Жан Вальжан попал на каторгу с ужасом и слезами, вышел оттуда — равнодушным. Он попал туда в отчаянии, а вышел — мрачным. Что произошло в этой душе?
VII. Внутренний облик отчаяния
Попытаемся высказаться.
Общество должно вглядеться в эти вещи, так как оно создало их.
Мы уже говорили, что Жан Вальжан был человек темный, но это не был дурак. В нем светилась искра природного ума. Несчастье, обладающее также свойством просвещать, добавило еще света в его душу. Под палкой, в кандалах, на цепи, в тюрьме, среди усталости, под жгучим солнцем каторги, на деревянном ложе арестанта, он сосредоточивался и размышлял.
Он возвел себя в судьи — и судил самого себя.
Он не признавал себя невиновным, неправильно наказанным.

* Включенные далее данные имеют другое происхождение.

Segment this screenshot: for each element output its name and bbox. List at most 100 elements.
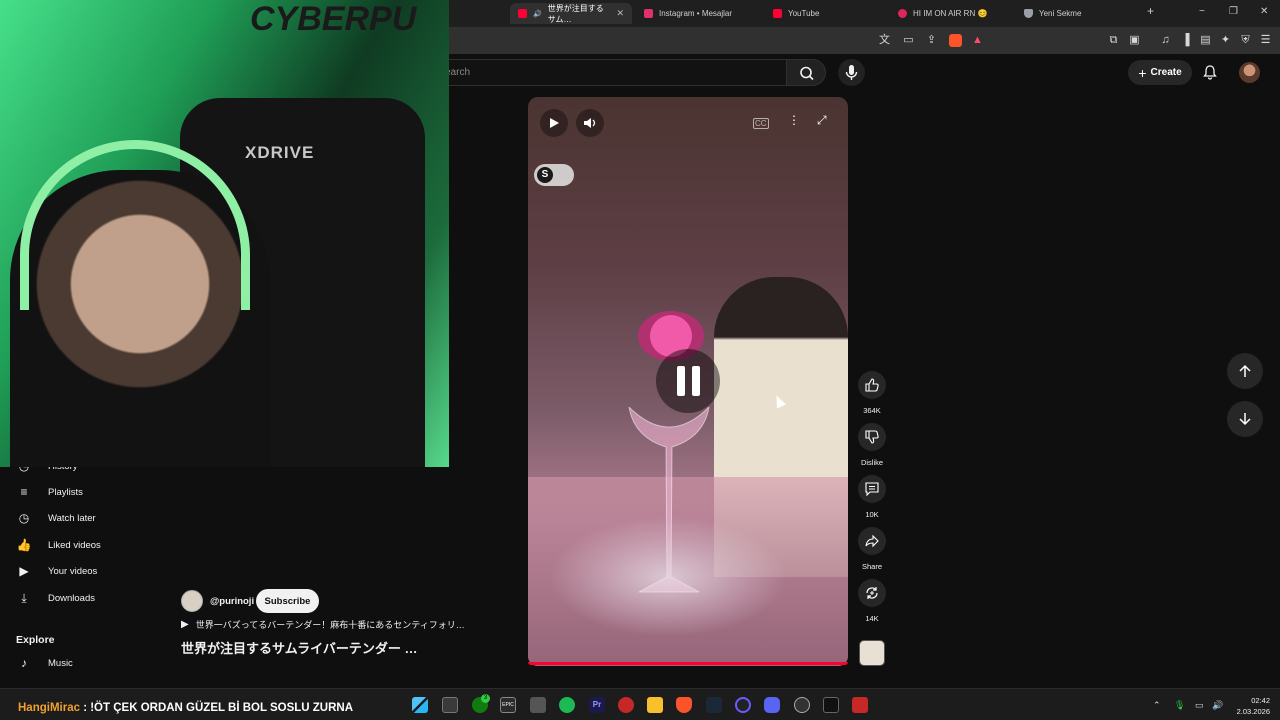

Он признался себе, что совершил насильственный и предосудительный проступок. Что, быть может, ему и не отказали бы в хлебе, если бы он попросил. Что во всяком случае лучше было дождаться милостыни или работы, чем сказать себе: «Голод не ждет!» Во-первых, крайне редко буквально умирают с голода, во-вторых, к счастью или к несчастью, человек создан так, что может страдать много и долго, физически и нравственно, не умирая, а следовательно, лучше было бы потерпеть. Это было бы лучше даже для бедных детей. Сказал себе, что было безумием с его стороны, со стороны бессильного человека, хватать за ворот все общество и вообразить возможным выйти из нищеты воровством. Что во всяком случае дурной исход из нищеты — дверь, ведущая к позору. Словом, он сознался себе, что был виновен.
Затем он задал себе другой вопрос.
Один ли он виновен в своей роковой истории? Во-первых, не имеет ли важности то обстоятельство, что у него, работника, не нашлось работы и что у него, трудолюбивого, не оказалось хлеба.
Далее он спросил себя, после того как проступок был совершен и он в нем сознался, не было ли слишком жестоко и несоразмерно наказание. Не было ли больше насилия со стороны наказующего закона, чем со стороны совершившего проступок. И если был перевес на одной стороне весов — то не на стороне ли искупления? Не уничтожает ли этот перевес вины и не приводит ли он к результату, переворачивающему положение вверх дном и переносящему вину с преступника на закон, превращая преступника в жертву и должника в кредитора, перемещая право на сторону того, кто его нарушил. Не становится ли наказание, усугубленное постепенными дополнениями за попытки к побегу, злоупотреблением власти сильного над слабейшим, насилием общества над личностью и преступлением, возобновляемым ежедневно и продолжающимся девятнадцать лет.
Он спрашивал себя, вправе ли общество налагать на своих членов взыскание в одном случае за свою безумную беспечность, в другом — за свою неумолимую предусмотрительность и ставить несчастного человека в тиски между недостатком с одной стороны и избытком с другой — недостатка в работе и избытка в строгости.
Нет ли вопиющей несправедливости со стороны общества обрушиваться таким образом на членов, хуже всех оделенных при случайном распределении благ и, следовательно, заслуживающих снисхождения более других.
Поставив и разрешив эти вопросы, он принялся судить общество и обвинил его.
Он приговорил его к своей ненависти.